Heather McHugh rocks Bits & Bytes today

In a 1999 email-exchange interview with Christine Hume, writer Heather McHugh partially answered a cluster of questions about poetry and technology like this:

Someone of my ilk, whose delight in book arts is greater than her delight in art books, can't help loving the graphic possibilities for the literal, in computer arts. The medium introduces, into the poetic field, tools for coherent motion (the rolling scroll, the running icon, and the catless mouse) and also for uncommon depth (that click-on-the-underline that leads to the opening of yet deeper rooms). To compose a poem, I've always gone into some sort of room: to get away from an immediacy of overseers and reach an ultimacy of understanders. Of course, the word "stanza" itself means "room." (So does the word "camera.") And room online is conceivable as yet another an occasion for containment and capaciousness at once (though I hereby pronounce "chat rooms" to be torture chambers, circles of hell, furnished with precisely that fashion of social accident and verbal fatuousness a hermit labors to avoid). I'm attracted rather to the physical sense of "space" in the medium itself (there is a there there): freedoms from, not for, chatterers.
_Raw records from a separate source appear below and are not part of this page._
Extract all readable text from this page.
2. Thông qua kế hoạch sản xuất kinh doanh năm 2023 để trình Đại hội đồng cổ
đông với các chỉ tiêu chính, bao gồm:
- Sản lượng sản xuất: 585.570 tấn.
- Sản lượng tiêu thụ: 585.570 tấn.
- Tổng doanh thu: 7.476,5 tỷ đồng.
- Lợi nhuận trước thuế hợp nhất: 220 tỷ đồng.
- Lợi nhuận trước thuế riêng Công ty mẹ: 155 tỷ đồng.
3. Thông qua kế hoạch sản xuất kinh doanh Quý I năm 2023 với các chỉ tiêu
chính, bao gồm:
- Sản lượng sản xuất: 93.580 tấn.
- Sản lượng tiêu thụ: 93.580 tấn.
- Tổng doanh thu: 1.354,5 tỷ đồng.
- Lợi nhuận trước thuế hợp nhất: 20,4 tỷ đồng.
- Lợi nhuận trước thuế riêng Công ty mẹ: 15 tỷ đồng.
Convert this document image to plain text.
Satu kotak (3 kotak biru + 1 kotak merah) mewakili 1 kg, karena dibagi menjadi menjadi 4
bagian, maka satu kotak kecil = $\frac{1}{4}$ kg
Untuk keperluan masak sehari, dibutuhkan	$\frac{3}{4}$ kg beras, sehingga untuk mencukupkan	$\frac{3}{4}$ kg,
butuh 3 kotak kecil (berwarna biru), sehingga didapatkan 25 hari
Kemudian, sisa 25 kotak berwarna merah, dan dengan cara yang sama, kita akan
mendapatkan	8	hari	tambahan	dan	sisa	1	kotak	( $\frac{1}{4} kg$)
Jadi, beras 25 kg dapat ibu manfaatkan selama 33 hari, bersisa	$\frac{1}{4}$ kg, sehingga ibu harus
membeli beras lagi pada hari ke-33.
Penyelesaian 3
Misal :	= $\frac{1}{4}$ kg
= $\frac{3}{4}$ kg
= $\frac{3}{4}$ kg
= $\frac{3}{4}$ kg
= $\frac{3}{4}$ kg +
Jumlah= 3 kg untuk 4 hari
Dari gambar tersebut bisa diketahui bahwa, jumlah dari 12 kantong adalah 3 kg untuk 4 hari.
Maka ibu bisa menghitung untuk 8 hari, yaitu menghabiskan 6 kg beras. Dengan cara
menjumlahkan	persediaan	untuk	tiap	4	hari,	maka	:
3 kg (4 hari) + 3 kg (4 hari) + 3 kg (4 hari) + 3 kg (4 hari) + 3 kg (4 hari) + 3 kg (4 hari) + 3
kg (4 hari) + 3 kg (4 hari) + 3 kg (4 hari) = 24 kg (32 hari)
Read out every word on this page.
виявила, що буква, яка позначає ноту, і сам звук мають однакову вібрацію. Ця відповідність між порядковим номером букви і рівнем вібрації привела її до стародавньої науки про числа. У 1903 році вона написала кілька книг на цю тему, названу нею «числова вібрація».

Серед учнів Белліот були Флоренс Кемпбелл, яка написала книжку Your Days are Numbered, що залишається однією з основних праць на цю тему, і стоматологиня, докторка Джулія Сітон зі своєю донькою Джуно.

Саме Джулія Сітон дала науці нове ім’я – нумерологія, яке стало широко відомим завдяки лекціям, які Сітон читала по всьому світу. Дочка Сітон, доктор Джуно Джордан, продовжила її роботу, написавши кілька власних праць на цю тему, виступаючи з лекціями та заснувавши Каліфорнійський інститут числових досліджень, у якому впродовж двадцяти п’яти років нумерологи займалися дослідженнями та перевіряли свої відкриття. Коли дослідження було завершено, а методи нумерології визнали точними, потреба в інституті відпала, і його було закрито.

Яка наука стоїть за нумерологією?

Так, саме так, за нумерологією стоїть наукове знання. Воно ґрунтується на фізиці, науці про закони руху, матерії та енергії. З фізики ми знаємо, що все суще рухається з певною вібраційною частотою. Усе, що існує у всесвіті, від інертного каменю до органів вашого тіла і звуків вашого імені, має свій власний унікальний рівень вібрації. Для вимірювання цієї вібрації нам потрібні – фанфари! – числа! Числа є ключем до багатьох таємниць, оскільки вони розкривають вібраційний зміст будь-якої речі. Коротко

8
No new instrument is worth its while in mere imitation of anterior forms: to the delicacies of musical invention, electronic organs aping violins do only violence. And it's a mere truism to say that no computer can replace a good book's wood and leather, nothing replace its feel and smell, its portability and palpability, its literalization of the yellow passages of time, and the decades of delicate dust it bears, from the touches of monks and moths.

But nothing can replace the moving image, either: the mesmerizing power of the cinema's projection, the auras around monitors. We're captivated (from the inside and from out) by some figure of ourselves, that form at once contained and yet unfathomable, persisting yet moving, that representation lit-as-if-by-magic-from-within. And if technology permits us not merely to receive but also to revise these figures, then it proposes to the imagination new instrumentalities, and will attract new instrumentalists.

Again, like Pinsky in an earlier Bits & Bytes, a writer emphasizes the roominess of our desire: we want a multitude of forms. Some forms let us receive, some let us revise, but all engage our imagination.